EU verschärft Sanktionen gegen Russland: 21. Sanktionspaket verabschiedet
Wichtige Fakten
- • EU verabschiedet 21. Sanktionspaket gegen Russland.
- • Selenskyj warnt vor verstärkten Angriffen auf Schiffe im Schwarzen Meer.
- • Reedereien Maersk und Hapag-Lloyd stoppen Fahrten in ukrainischen Hafen.
- • Extreme Hitze in Europa führt zu Dürre und Waldbränden.
- • Google von EU wegen DMA-Verstoß zu 890 Mio. Euro Strafe verurteilt.
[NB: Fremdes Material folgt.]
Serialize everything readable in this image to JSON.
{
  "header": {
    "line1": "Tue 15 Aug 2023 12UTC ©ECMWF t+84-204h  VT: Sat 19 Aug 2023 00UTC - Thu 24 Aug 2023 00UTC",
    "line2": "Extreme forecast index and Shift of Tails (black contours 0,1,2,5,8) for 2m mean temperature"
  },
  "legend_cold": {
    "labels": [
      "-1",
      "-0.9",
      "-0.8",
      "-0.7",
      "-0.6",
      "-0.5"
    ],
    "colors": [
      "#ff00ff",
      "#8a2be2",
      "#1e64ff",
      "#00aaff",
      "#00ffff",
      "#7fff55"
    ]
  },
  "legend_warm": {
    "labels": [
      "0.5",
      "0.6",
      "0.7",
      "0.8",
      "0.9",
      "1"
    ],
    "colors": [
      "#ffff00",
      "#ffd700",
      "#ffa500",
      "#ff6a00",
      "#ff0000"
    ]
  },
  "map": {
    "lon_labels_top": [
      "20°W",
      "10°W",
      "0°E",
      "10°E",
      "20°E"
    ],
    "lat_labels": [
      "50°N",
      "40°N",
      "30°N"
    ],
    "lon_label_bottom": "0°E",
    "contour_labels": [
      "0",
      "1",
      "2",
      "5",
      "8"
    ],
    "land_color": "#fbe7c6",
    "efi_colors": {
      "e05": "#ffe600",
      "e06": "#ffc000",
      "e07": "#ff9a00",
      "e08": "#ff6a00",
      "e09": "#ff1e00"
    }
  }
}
EU-Sanktionen gegen Russland
Die EU hat am Donnerstag das 21. Sanktionspaket gegen Russland verabschiedet. Es umfasst zusätzliche Restriktionen im Energie-, Handels- und Finanzsektor. Erstmals sollen russische Kombattanten formell von der Einreise in die EU ausgeschlossen werden.
Krise im Schwarzen Meer
Nach verstärkten russischen Angriffen auf die ukrainische Schwarzmeerküste haben die Reedereien Maersk und Hapag-Lloyd ihren Betrieb im Hafen Tschornomorsk ausgesetzt. Die Schifffahrtsdaten zeigen, dass am Mittwoch kein einziges Schiff die ukrainische Korridorroute nutzte. Selenskyj warnte, Russland werde die Angriffe noch verstärken, um die Getreideausfuhren zu sabotieren.
Hitzewelle und Waldbrände
Eine vom Klimawandel verstärkte extreme Hitzewelle hat Europa fest im Griff. In West- und Osteuropa ist die Wahrscheinlichkeit solcher Temperaturen durch die Erderwärmung um ein Vielfaches gestiegen. Die Dürre bedroht die Ernten: In Frankreich wird die schlechteste Maisernte seit 50 Jahren erwartet, insgesamt gehen neun Millionen Tonnen Getreide in Europa verloren. In Südfrankreich hat ein Waldbrand bei Bordeaux die Evakuierung von über 20.000 Menschen erzwungen.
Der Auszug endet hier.